In an increasingly health-conscious society, many consumers demand their food be transparent, from its ingredients to its production, through regulations, labels, and bans. Labels, however, may in fact be part of the problem itself. A recently published scientific investigation from Rice University’s Danning Zhang offers results that call food and beverage packaging, rather than the composition of food and drinks themselves, into question.
Bisphenol A, often referred to as BPA, was developed more than a century ago by Russian chemist Aleksandr Dianin, but it did not start playing a role in the marketplace until the plastic revolution in the 1950s. Chemists mixed BPA, a stiffener, and a chemical compound called phosgene COC12 to form polycarbonates—plastic. In the 1960s, the Food and Drug Administration (FDA) approved the use of plastics in the context of food packaging, and plastics have dominated modern industrial and commercial practices ever since. BPA-containing plastics take forms including water bottles, baby bottles, CDs, medical devices, receipt paper, dental sealants, and coatings on canned foods. They also often show up in plastic food packaging.

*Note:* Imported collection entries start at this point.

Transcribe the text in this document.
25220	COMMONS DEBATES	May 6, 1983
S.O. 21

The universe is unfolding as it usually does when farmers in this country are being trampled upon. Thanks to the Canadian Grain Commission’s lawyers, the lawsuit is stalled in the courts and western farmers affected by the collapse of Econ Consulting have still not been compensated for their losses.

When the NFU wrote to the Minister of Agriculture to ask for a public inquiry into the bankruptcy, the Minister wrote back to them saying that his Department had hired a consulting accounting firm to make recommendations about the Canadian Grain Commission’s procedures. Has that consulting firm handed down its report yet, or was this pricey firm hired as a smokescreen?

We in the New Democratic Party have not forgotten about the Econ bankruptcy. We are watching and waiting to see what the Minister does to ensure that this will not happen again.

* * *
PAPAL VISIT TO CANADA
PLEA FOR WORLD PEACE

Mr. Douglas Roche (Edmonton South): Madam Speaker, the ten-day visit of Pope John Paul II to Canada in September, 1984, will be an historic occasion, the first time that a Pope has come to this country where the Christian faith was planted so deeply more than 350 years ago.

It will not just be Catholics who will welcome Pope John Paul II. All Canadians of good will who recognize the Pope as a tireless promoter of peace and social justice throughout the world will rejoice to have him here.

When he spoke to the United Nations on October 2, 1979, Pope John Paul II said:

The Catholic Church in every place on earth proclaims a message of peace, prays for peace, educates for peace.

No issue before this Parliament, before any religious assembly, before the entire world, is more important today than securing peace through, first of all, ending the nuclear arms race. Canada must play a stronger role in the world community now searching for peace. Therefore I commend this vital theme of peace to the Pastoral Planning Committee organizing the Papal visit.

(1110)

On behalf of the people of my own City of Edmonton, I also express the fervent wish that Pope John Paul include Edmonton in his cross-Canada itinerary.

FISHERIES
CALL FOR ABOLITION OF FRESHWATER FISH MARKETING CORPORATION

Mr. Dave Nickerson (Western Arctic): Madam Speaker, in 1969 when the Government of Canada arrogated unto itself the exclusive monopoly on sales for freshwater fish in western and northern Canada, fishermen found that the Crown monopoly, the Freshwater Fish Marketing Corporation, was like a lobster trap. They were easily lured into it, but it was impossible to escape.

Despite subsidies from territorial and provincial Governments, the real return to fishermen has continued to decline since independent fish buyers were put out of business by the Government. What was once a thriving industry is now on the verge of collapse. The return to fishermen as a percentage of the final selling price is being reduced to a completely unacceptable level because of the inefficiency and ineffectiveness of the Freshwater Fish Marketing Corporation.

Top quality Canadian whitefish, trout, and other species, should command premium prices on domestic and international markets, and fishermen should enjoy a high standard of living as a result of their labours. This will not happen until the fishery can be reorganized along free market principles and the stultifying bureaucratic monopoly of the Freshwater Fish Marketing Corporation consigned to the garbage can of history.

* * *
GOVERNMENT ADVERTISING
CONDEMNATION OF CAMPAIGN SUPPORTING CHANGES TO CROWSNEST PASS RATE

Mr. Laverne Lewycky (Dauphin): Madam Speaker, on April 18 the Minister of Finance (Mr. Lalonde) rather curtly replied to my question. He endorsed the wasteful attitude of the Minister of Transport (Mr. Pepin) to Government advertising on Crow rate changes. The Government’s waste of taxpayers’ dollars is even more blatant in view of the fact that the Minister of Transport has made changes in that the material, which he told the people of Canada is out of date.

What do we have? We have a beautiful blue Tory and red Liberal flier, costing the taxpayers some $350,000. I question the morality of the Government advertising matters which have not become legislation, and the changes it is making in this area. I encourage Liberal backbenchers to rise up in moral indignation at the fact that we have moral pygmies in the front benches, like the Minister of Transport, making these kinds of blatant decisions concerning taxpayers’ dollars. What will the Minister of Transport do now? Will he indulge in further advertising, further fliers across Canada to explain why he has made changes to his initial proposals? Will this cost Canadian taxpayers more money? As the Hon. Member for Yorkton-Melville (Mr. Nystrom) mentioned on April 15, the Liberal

As plastics are so ingrained in today’s societies, the main concern with BPA lies in how everyday life exposes humans to it. Scientists have widely found levels of BPA in many tests of surface water and tap water. Higher temperatures and longer periods of time can cause the chemical to leach from the packaging into the food or beverage inside. Heating up food from a plastic takeout container in the microwave, for instance, poses the risk of chemicals from the plastic leaching into the food. While the FDA banned BPA from baby bottles and infant formula packaging in 2012 and 2013, BPA has not been banned across the board. Human exposure to BPA has been shown to damage reproductive systems, cause diabetes, impair immune function, heighten blood pressure, and affect neural and behavioral development.
Zhang, an Environmental Engineering PhD candidate at Rice University, led a study on the remediation side of BPA-contaminated water. His report explored more efficient ways for dealing with contaminated water. Zhang received funding and support from the Center for Nanotechnology-Enabled Water Treatment (NEWT). Headquartered at Rice University, NEWT also has connections to Yale University, Arizona State University, and the University of Texas at El Paso. According to its mission statement, NEWT is the first of its kind to “apply nanotechnology to develop transformative and off-grid water treatment systems that both protect human lives and support sustainable economic development.”
In the study, Zhang worked with the photocatalyst titanium dioxide, sugar-based cyclodextrins, ultraviolet light, and BPA. Photocatalysts like titanium dioxide use ultraviolet light to speed up chemical transformations. According to his research, Zhang chose titanium dioxide for its cheaper price, relative strength, photoactivity, and safe characteristics. Ultraviolet light kicks up the capacity of titanium dioxide to release reactive oxygen species—chemicals containing oxygen—that can destroy particles like BPA. According to Zhang, that’s about as far as past scientific investigations have explored. Knowing that a majority of the reactive oxygen species would be lost to other particles in water rather than the targeted contaminant molecule, Zhang chose to attach a cyclodextrin molecule to the surface of the titanium dioxide photocatalyst. This ensured breakdown of the contaminant, as cyclodextrin’s hydrophobic, or water-resisting, areas trapped the similarly hydrophobic contaminant BPA. The entrapment allowed the titanium dioxide’s released reactive oxygen species to spend time breaking down and neutralizing the harmful components of the contaminant.
Even further, the speed at which the chemical reactions broke down the BPA surpassed what unenhanced titanium dioxide would normally be capable of. By using a larger size titanium dioxide particle, Zhang reduced the amount of energy used by the micro-filtration system and conserved its ability to reuse the titanium dioxide particles in future photo-catalytic treatment. With a virtually built-in recharge system, Zhang’s research on the ability of enhanced titanium dioxide and cyclodextrin molecules to collaborate in trapping and destroying BPA suggests a new, efficient, and more cost-effective approach to water treatment. Though much more needs to be investigated, such as how to strengthen the surface coating’s stability so that it can last longer, Zhang calls these results promising. “The catalyst we developed enables low-cost recovery as well as highly efficient removal of several contaminants. We do believe it can be implemented for real water treatment after that,” said Zhang.
With more chemicals and potential contaminants being released each day into the market and the environment, the need for significant innovations surrounding creative methods of water purification grows increasingly pressing. As the cost of successful water treatment decreases with up-and-coming water remediation technologies like Zhang’s, the treatment process can also be more easily expanded to communities struggling with limited water due to previously uncontrolled contamination. Zhang’s work with NEWT suggests that nano-sized materials may provide the solutions to big issues, like chemical contamination of water, in the coming years.